Thursday, September 17, 2015

Day 60 - Good bye Hungry Ghosts!

According to the lunar calendar, today the seventh month, the "ghost month" ended. Its name is Ghost month because the belief is that in that month, the ghosts and spirits, including those of dead ancestors, rise from hell (in the Chinese religion everybody goes to hell) and visit us on earth.
We already experienced the Japanese version (called o-bon) in the first two weeks of August which culminated in the illumination of temples and entire hills to guide the spirits of the dead back to heaven. It's the end of Zhong Yuan Jie.

According to the folk belief of the Chinese (including those in Singepore), it is important to celebrate the ghost month by offerings of food, burning paper stuff and maybe dance/music performances.
Food offerings are not only found in temples. No - in every Hawker center and even in the cafeterias of the National University, you will find a colorful table where food offerings are presented to the "hungry ghosts".
Paper stuff is burnt to transmit it to the ghosts. We have seen fancy looking clothes (made from paper), lots of money (made from paper), gold bars (made from paper) and many kinds of other stuff (including paper passports, paper iPads, paper cell phones) that such a ghost needs in hell. The paper is burnt next to apartment buildings in big fires in the evening.
Dances or performances we have not seen, but my father read that the first row of seats is reserved for the ghosts.

Paper stuff: watches, glasses, iPhones, tablets, razors, hairdryers...

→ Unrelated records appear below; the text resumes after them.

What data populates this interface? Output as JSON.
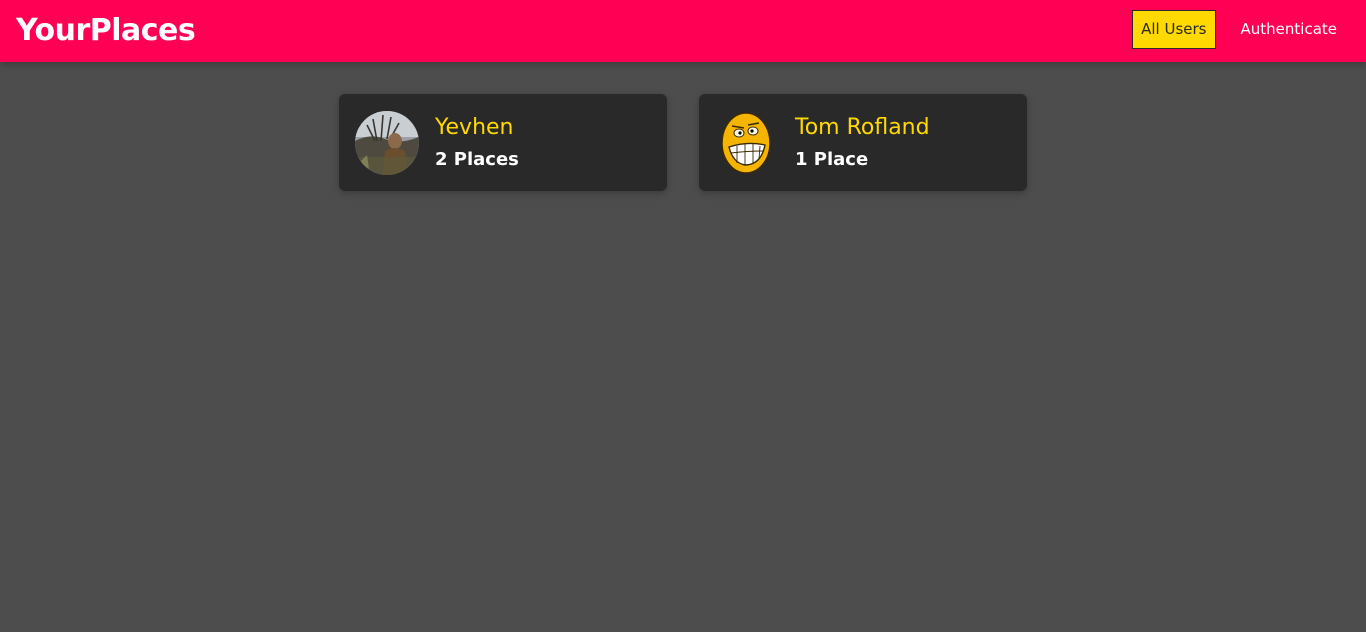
{
  "header": {
    "title": "YourPlaces",
    "nav": [
      {
        "label": "All Users",
        "active": true
      },
      {
        "label": "Authenticate",
        "active": false
      }
    ]
  },
  "users": [
    {
      "name": "Yevhen",
      "places": "2 Places",
      "avatar": "photo-avatar"
    },
    {
      "name": "Tom Rofland",
      "places": "1 Place",
      "avatar": "smiley-face-avatar"
    }
  ],
  "colors": {
    "header_bg": "#ff0055",
    "page_bg": "#4d4d4d",
    "card_bg": "#292929",
    "accent": "#ffd900"
  }
}
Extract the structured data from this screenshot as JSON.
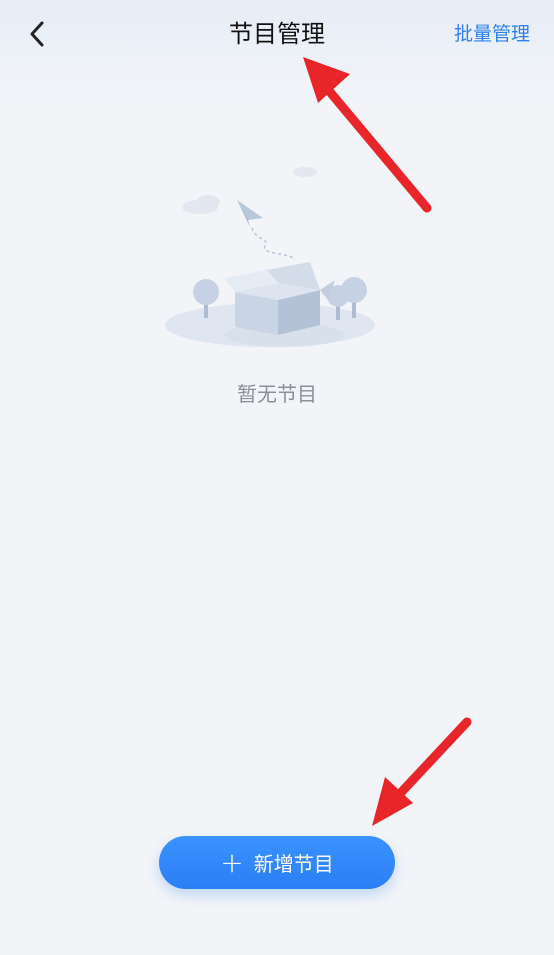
{
  "header": {
    "title": "节目管理",
    "right_action": "批量管理",
    "back_icon": "chevron-left-icon"
  },
  "empty_state": {
    "message": "暂无节目",
    "illustration": "empty-box-illustration"
  },
  "primary_action": {
    "icon": "plus-icon",
    "label": "新增节目"
  },
  "colors": {
    "background": "#f2f4f8",
    "accent": "#2f80ed",
    "button": "#2a7ff4",
    "annotation_arrow": "#e8262a"
  }
}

I am happy that the hungry ghosts now have returned to hell. The food altars have disappeared everywhere and all you might do all the things again that are not advised in the ghost month: You can again
  • walk at night,
  • swim (ghosts will try to drown you to find a corpse for their rebirth),
  • marry, move to a new house or start a business
  • put out clothes for drying at night
  • pick up coins from the street
  • wear red clothes
  • sing and whistle
  • move close to walls (because ghosts like sticking to walls) and
  • celebrate birthdays.

What a relief!

This, by the way, is one passage of the
Maxwell Hawker Center, where I met
our friendly guide from the first week
again
On the right side of the picture before
you find this food altar
Even in the NUS canteen, there
are food altars with offerings

The ghost month fitted nicely with a strange cable station that we discovered here in Singapore. SyFy is the former SciFi channel that now specializes in the strange and the supernatural. One of the favorite quotes of one of their moderators is "What we see may not be real. What is real we might not see."